Tuesday, October 18, 2011

Review: Epitaph

Epitaph (2007)
Genre: Horror
Format: Netflix Stream
Director: The Jung Brothers

Epitaph is a horror anthology that revolves around the ongoings at one Anseng Hospital back in the 1940s during the Japanese occupation of Korea. It all started when an old college professor was reunited with a lost album with pictures that were taken while he was serving as a young intern at the aforementioned hospital.

There are three tales interwoven into the narrative: the first involves the young intern being given watch duty at the morgue with a couple of fresh corpses residing within, the second is a story of a young girl being haunted by visions of her dead parents, while the third is a murder mystery where Japanese soldiers are being targeted by a serial killer. All of these tales are linked to the hospital staff and what makes things a lot more interesting is that even though each story segment is told one at a time, the scenes between them overlap frequently while the timeline defies chronological adherence. Things can get a little confusing but if you follow along carefully, everything makes sense and it helps that each of the mini-stories are always punctuated with a shocking moment.

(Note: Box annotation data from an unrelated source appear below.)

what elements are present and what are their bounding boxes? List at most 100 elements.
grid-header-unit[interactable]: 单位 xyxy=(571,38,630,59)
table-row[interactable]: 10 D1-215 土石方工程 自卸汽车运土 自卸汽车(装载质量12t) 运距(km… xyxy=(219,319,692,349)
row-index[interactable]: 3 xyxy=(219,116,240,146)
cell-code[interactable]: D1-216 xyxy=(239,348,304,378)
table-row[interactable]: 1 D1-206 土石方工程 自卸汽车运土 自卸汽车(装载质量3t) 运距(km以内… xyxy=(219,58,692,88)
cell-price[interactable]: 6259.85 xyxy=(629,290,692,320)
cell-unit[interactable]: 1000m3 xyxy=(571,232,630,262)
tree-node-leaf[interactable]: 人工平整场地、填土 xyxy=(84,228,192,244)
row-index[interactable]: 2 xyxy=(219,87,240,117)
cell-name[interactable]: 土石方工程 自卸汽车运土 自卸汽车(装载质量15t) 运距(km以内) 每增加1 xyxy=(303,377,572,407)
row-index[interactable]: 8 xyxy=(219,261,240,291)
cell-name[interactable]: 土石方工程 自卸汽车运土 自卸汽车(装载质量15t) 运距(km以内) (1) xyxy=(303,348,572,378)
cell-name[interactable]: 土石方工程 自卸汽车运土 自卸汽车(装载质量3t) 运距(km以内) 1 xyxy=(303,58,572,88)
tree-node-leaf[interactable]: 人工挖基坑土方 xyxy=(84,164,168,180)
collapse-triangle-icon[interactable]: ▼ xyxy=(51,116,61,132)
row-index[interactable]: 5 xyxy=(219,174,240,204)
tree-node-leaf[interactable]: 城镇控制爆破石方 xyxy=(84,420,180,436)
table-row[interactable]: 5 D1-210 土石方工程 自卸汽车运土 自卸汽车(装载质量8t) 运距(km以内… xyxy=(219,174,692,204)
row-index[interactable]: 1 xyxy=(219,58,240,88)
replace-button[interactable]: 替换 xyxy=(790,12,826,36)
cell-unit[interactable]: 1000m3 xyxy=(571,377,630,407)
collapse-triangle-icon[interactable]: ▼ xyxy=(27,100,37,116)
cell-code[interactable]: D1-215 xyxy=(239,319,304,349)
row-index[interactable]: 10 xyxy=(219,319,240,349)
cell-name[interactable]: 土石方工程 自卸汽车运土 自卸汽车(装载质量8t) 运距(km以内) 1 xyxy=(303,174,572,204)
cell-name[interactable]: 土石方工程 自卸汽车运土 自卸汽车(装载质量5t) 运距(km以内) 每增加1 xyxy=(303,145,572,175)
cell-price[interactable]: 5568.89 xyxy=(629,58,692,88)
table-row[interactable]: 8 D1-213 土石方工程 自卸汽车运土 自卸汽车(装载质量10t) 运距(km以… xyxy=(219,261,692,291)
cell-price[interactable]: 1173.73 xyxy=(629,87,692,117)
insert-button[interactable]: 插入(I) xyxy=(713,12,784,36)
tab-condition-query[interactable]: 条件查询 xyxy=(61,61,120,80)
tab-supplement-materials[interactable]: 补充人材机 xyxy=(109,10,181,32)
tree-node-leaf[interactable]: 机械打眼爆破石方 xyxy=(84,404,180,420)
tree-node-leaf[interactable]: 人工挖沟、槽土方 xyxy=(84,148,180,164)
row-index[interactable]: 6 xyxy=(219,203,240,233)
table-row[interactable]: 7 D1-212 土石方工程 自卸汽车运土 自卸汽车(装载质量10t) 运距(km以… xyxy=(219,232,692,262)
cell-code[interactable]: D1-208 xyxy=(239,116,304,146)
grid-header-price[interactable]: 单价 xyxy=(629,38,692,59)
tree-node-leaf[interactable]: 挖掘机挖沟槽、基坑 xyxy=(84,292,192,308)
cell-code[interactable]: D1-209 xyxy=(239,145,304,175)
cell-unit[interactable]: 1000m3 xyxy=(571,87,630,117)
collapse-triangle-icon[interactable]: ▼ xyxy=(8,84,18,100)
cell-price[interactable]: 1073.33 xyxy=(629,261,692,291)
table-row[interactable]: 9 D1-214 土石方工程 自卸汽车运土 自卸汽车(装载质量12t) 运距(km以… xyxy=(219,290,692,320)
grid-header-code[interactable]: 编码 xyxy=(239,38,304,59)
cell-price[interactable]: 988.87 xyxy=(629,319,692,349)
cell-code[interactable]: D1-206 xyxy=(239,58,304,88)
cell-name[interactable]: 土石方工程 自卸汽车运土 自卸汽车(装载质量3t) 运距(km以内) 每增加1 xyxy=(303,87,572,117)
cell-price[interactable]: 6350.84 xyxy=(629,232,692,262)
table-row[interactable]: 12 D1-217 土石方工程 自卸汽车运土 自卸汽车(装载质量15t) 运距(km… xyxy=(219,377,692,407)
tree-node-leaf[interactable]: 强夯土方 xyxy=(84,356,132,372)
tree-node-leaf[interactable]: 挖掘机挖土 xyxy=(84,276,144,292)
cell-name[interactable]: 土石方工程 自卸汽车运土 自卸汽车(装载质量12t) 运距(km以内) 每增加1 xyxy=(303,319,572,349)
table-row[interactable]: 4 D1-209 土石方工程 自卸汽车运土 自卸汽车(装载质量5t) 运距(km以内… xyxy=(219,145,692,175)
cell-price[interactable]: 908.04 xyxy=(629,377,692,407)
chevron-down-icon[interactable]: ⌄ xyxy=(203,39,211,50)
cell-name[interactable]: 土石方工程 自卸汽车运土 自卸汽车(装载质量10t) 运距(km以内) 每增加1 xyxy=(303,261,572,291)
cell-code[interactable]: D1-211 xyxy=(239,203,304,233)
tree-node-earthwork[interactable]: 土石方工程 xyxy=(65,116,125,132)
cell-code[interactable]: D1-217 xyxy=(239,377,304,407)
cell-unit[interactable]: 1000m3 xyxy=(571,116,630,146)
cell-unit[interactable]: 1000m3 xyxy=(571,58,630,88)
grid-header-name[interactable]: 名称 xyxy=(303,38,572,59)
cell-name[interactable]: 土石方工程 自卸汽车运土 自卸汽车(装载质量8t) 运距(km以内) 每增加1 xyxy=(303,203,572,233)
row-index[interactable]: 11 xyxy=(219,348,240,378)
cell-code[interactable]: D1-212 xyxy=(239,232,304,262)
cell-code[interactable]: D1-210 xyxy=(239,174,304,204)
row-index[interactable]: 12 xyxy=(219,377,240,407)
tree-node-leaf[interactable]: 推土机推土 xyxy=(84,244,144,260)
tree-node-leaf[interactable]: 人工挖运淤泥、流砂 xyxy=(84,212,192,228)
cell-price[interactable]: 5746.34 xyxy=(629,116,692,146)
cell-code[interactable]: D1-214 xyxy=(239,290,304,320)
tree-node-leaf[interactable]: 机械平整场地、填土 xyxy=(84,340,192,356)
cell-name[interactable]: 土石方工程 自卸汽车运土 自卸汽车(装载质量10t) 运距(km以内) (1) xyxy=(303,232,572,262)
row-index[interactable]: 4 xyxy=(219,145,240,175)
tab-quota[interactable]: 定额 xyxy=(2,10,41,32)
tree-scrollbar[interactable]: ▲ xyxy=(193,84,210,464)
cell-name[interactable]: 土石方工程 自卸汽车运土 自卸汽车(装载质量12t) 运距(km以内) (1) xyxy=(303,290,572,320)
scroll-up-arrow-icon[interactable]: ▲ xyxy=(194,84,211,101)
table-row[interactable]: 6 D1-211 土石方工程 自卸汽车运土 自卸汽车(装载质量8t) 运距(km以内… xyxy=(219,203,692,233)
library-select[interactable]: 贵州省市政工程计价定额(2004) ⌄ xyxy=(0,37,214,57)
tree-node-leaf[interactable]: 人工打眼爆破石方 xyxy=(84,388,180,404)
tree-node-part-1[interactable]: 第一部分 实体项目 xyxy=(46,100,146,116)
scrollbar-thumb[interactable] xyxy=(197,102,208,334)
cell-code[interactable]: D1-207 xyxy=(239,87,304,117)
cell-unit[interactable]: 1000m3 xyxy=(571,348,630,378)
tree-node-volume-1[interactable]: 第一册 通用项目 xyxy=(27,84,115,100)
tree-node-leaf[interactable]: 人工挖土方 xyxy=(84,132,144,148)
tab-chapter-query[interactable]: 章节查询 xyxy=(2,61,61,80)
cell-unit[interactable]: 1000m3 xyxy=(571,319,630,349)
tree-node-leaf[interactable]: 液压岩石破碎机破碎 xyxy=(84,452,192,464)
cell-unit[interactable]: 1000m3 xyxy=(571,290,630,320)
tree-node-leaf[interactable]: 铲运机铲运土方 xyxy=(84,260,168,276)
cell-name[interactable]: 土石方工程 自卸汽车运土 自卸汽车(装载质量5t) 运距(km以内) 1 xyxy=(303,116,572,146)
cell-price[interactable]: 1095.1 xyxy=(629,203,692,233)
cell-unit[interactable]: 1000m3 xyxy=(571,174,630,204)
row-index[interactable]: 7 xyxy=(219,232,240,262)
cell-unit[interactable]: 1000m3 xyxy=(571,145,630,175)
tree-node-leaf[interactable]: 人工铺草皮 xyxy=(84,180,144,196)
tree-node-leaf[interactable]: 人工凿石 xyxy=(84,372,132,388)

Though the supernatural elements are really strong, the movie seems to be more concerned about a theme that is more grounded in reality: loneliness. Epitaph can get downright creepy at times and some of the scare scenes are really horrific but the most unique thing about the movie is that the chills came from a very morose and extremely emotional place. Take the story of the girl who lost her parents - once it was revealed in detail what caused their demise, it was hard to hold back the sorrow, especially leading towards that segment's cruel yet inevitable consequence. Epitaph is one of those rare horror movies that doubles as a potent tragedy, as evidenced by the flawed and tortured characters found within it.

With its twisted plot and disturbing horror, there is plenty of reason to love Epitaph. The historic setting also helps the movie gain an authentic blend of culture-clash in terms of both the look of the film as well as the characters and their background. The best part about this movie is that it tries to scare the living daylight out of you while making you sympathize with the fates of the characters involved in the horror - and that it truly succeeds in delivering both.